H-3, C-14, Fe-55 and Ni-63 LS-sources in UltimaGold (UG), UG LLT and Toluene+PPO cocktails were measured using a TDCR counter connected to a digitizer working in list-mode. The necessary resolving time to include 99.9% of the logical sum of double (D) coincidences was found to be 1.2 microseconds for H-3, 1 microseconds for Fe-55 and 500 ns for Ni-63 in UG. The activity of all LS-sources was calculated using the TDCR method for resolving times from 10 ns to 2 microseconds and a significant dependence between the calculated activity and resolving time was observed. A dedicated Monte Carlo (MC) code was used to simulate list-mode data from TDCR measurements. The simulation results suggest that the H-3 activity calculated by the TDCR method is overestimated regardless of the used resolving time if delayed fluorescence is present which is not described by the used ionization quenching function.
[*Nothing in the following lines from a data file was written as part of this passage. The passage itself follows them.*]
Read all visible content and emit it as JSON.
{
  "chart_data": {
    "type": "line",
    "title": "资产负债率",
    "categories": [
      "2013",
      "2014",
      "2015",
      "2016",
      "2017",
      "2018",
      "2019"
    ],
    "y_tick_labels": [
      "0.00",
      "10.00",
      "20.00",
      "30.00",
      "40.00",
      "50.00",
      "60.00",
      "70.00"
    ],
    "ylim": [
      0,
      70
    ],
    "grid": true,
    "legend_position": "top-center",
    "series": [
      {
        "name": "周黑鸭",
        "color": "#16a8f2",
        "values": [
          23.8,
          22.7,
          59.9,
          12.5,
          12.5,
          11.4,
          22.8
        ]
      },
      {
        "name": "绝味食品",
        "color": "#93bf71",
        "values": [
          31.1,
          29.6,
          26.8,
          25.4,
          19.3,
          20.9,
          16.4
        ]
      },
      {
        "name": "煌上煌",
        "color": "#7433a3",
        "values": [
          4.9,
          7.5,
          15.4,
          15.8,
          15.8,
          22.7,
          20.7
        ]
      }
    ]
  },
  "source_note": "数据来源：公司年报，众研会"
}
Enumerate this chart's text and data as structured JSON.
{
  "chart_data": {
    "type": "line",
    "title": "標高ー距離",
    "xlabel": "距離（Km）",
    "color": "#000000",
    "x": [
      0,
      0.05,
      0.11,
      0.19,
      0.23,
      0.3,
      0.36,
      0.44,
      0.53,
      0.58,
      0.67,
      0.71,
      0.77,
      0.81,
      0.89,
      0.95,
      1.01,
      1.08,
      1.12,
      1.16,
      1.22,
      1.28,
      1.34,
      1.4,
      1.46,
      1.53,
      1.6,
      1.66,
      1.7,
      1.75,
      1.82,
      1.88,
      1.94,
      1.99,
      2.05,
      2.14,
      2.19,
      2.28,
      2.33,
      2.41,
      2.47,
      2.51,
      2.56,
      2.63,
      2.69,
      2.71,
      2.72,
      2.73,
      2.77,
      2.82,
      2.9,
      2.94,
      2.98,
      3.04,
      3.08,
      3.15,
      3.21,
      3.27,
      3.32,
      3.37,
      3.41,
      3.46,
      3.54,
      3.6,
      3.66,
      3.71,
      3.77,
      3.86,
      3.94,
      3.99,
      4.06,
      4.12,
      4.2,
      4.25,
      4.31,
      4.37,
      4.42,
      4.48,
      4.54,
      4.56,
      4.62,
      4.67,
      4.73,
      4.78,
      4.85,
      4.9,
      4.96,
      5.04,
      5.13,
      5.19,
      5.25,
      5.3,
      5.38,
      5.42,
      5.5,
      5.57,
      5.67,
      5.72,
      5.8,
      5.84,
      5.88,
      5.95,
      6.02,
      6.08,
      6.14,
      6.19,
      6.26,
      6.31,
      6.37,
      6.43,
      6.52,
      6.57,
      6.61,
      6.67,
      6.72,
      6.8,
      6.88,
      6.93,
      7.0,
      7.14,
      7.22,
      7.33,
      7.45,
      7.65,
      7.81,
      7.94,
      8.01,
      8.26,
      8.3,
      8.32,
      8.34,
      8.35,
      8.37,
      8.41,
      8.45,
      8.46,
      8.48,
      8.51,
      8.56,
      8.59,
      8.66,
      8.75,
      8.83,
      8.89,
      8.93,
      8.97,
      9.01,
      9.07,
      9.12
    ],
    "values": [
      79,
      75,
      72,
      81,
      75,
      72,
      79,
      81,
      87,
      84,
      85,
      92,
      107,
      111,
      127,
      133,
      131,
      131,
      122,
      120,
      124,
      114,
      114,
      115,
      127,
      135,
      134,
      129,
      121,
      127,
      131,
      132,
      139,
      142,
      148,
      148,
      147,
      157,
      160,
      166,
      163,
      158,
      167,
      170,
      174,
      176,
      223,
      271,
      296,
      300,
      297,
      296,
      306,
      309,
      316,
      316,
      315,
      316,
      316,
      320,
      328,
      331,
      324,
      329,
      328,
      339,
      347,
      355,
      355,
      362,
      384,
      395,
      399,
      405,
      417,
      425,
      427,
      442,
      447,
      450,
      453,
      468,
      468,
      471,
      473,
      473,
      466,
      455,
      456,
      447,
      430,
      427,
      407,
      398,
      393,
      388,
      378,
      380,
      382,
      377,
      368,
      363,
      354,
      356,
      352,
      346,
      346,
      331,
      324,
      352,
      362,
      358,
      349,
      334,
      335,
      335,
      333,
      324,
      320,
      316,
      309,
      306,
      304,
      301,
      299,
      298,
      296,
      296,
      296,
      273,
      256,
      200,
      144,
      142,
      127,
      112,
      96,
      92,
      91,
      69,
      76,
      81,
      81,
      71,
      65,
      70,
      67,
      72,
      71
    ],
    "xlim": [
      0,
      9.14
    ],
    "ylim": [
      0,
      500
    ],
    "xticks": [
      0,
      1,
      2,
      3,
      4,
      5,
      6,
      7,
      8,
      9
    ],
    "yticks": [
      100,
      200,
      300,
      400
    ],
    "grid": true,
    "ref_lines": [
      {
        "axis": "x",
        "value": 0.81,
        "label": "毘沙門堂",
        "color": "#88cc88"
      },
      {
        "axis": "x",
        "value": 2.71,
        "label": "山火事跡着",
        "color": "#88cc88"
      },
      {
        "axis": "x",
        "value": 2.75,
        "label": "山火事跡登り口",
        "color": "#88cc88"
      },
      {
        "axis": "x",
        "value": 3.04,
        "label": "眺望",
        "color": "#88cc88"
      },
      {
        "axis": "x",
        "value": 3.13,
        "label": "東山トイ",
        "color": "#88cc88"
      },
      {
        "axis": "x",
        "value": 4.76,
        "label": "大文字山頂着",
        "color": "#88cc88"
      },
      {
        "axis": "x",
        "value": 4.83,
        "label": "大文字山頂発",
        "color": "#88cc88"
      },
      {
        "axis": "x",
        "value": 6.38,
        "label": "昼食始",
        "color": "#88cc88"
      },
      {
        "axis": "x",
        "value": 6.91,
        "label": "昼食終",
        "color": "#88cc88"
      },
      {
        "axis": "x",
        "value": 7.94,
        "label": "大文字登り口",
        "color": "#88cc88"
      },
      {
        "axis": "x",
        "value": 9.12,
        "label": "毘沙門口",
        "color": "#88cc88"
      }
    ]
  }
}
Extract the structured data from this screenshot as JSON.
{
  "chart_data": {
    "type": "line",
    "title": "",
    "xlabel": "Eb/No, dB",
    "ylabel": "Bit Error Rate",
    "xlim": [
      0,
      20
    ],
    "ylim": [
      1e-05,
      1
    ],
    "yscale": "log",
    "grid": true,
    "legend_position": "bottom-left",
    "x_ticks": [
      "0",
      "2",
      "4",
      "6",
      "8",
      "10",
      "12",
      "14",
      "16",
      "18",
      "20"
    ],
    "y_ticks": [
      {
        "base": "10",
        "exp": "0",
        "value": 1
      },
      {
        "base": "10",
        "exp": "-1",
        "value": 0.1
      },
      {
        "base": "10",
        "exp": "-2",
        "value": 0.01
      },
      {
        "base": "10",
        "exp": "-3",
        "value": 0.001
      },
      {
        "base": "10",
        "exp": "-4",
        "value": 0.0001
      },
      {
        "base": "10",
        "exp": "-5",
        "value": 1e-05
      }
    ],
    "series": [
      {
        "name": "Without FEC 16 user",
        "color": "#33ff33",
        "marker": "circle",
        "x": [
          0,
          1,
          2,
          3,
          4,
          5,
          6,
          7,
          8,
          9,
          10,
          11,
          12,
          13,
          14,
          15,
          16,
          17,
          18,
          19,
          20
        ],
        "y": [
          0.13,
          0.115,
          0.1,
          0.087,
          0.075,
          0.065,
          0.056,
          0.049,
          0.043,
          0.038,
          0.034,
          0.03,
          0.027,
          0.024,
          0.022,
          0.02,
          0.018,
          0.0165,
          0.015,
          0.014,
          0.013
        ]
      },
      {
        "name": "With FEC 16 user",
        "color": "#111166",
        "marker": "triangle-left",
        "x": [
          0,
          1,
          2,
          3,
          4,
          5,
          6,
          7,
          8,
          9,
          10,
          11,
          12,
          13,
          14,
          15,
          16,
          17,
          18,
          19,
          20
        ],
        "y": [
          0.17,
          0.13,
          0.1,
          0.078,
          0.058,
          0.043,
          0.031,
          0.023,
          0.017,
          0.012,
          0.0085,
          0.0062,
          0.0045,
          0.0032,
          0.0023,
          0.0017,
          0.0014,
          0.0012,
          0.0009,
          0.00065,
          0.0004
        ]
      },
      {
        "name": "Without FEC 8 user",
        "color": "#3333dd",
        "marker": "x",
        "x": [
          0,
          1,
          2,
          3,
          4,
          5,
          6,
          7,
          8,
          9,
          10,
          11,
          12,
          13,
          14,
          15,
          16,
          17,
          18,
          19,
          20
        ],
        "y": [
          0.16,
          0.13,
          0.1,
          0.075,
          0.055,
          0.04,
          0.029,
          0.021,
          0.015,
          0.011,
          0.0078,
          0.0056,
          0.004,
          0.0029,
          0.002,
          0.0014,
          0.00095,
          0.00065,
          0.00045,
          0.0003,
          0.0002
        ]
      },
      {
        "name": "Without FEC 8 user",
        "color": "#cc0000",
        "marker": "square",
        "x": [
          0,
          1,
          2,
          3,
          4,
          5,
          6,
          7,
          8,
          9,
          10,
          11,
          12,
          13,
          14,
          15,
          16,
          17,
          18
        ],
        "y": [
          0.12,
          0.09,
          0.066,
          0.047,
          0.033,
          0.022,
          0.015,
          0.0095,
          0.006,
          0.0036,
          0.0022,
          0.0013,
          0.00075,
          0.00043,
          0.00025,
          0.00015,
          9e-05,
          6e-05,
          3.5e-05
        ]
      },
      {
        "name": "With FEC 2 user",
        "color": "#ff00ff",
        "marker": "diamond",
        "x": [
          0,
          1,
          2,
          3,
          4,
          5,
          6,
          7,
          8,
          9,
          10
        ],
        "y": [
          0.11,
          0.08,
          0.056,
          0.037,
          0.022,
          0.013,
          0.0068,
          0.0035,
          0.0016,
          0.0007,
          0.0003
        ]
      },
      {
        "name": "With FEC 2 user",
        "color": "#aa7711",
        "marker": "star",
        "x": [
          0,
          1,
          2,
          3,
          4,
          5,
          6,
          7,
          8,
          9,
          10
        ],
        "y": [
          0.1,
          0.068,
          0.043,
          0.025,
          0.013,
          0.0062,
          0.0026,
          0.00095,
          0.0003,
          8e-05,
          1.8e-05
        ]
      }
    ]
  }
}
Efficiency variation measurements of H-3 in UG LLT show a strong dependence of the optimal $kB$ parameter on the used resolving time: 85 um/MeV at 40 ns and 110 um/MeV at 200 ns, leading to 2.5% difference in calculated activity. In the framework of this study the efficiency variation methods by chemical quenching and gray filters were compared and a difference of 60 um/MeV between the two was observed.
The results from this article demonstrate that regardless of the available corrections for accidental coincidences, it is not advisable to increase the resolving time beyond what is necessary to register all prompt fluorescence events. Moreover, even for short coincidence resolving times, delayed fluorescence could have a significant influence on the activities calculated by the TDCR method.